PASIG CITY, March 15, 2019 – The Department of Education (DepEd), led by Secretary Leonor Magtolis Briones and other DepEd officials, received the second set of financial literacy videos from Banco de Oro (BDO) Foundation and Bangko Sentral ng Pilipinas (BSP) during the turnover ceremonies at the DepEd Central Office on March 13.
The said event was pursuant to the Memorandum of Agreement (MOA) signed on May 28, 2018 among DepEd, BDO Foundation, and BSP. The first set of financial videos focused on the why’s and how’s of saving. These are already uploaded to the DepEd online learning portal and are now being used for classroom instruction and teacher trainings nationwide.
Meanwhile, the second batch of five financial literacy videos for teachers and learners will focus on the topics of budgeting and financial management, investing, avoidance of scams, managing indebtedness, and entrepreneurship.
“This is huge challenge for us. For me, we can talk about financial literacy, we can talk about money in a very rational way, the way economists do it. But we will have to look at the sociology, the cultural side of it. What makes people spend more than their income? Why do people save? Why is it that others save and others don’t?” Briones pointed out.
Also present in the activity were DepEd Undersecretary for Finance Annalyn Sevilla, Undersecretary for Legislative Liaison, External Partnerships, and Project Management Tonisito Umali, Esq., Assistant Secretary for Curriculum and Instruction Alma Ruby Torio, other DepEd officials, BDO Foundation President Mario Deriquito, BSP Managing Director Pia Bernadette Roman Tayag, and representatives from BDO and BSP.
“At any rate, it’s not enough to say that the task is difficult, that this has been going on for hundreds of years.

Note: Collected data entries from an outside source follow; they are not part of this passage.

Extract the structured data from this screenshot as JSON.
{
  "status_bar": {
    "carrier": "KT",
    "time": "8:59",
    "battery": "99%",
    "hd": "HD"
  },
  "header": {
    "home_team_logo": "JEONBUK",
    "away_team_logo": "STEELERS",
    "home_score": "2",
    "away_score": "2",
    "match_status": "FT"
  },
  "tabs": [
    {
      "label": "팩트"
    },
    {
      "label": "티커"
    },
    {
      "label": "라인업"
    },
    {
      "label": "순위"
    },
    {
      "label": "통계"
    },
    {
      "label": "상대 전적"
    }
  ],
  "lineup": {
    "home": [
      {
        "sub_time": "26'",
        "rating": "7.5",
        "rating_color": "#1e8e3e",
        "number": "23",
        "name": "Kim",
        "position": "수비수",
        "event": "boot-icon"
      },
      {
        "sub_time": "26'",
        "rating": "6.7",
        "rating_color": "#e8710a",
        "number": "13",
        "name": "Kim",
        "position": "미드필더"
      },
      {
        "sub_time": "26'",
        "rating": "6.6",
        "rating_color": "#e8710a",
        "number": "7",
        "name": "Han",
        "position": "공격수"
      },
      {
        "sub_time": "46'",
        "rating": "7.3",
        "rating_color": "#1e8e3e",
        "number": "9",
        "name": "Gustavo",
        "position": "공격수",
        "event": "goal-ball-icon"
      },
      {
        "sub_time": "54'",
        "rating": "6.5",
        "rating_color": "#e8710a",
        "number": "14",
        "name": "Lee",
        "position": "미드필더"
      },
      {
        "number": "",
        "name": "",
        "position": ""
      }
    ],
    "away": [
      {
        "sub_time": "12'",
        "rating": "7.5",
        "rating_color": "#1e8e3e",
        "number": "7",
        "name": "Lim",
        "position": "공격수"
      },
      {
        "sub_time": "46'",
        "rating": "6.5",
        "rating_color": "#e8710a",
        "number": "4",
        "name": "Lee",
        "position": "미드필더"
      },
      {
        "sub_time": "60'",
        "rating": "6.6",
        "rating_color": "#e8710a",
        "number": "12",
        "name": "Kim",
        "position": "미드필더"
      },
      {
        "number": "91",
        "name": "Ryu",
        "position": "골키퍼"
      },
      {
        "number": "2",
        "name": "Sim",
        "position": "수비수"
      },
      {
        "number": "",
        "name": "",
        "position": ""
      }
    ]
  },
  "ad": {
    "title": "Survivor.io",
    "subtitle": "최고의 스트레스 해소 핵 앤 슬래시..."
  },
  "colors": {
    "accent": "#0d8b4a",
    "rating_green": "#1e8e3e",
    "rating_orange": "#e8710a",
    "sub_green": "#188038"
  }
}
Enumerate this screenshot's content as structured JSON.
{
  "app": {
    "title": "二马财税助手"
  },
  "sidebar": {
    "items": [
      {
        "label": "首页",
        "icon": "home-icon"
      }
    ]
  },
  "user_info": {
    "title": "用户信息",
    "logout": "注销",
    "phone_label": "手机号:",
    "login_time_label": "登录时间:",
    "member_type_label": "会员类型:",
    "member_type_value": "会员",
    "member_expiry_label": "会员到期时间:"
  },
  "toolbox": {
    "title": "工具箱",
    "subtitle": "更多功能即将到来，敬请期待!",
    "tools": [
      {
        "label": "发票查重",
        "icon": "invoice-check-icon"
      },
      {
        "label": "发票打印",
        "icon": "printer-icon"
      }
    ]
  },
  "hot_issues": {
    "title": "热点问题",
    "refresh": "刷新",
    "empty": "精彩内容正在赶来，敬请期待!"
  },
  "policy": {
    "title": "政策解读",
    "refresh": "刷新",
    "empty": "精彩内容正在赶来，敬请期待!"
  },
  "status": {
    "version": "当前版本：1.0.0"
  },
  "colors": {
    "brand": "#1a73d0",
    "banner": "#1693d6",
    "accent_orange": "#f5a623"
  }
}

The important thing is, as one famous author says, history tells us what happens,” the Education chief further relayed. “But the point, however, is to change history. We have a history of not saving, we have a history of overspending, we have a history of ’bonggaciouness’.”
“But the point is not only to know history—our history of being spendthrift, of being financially illiterate. The point is to change it,” Briones concluded.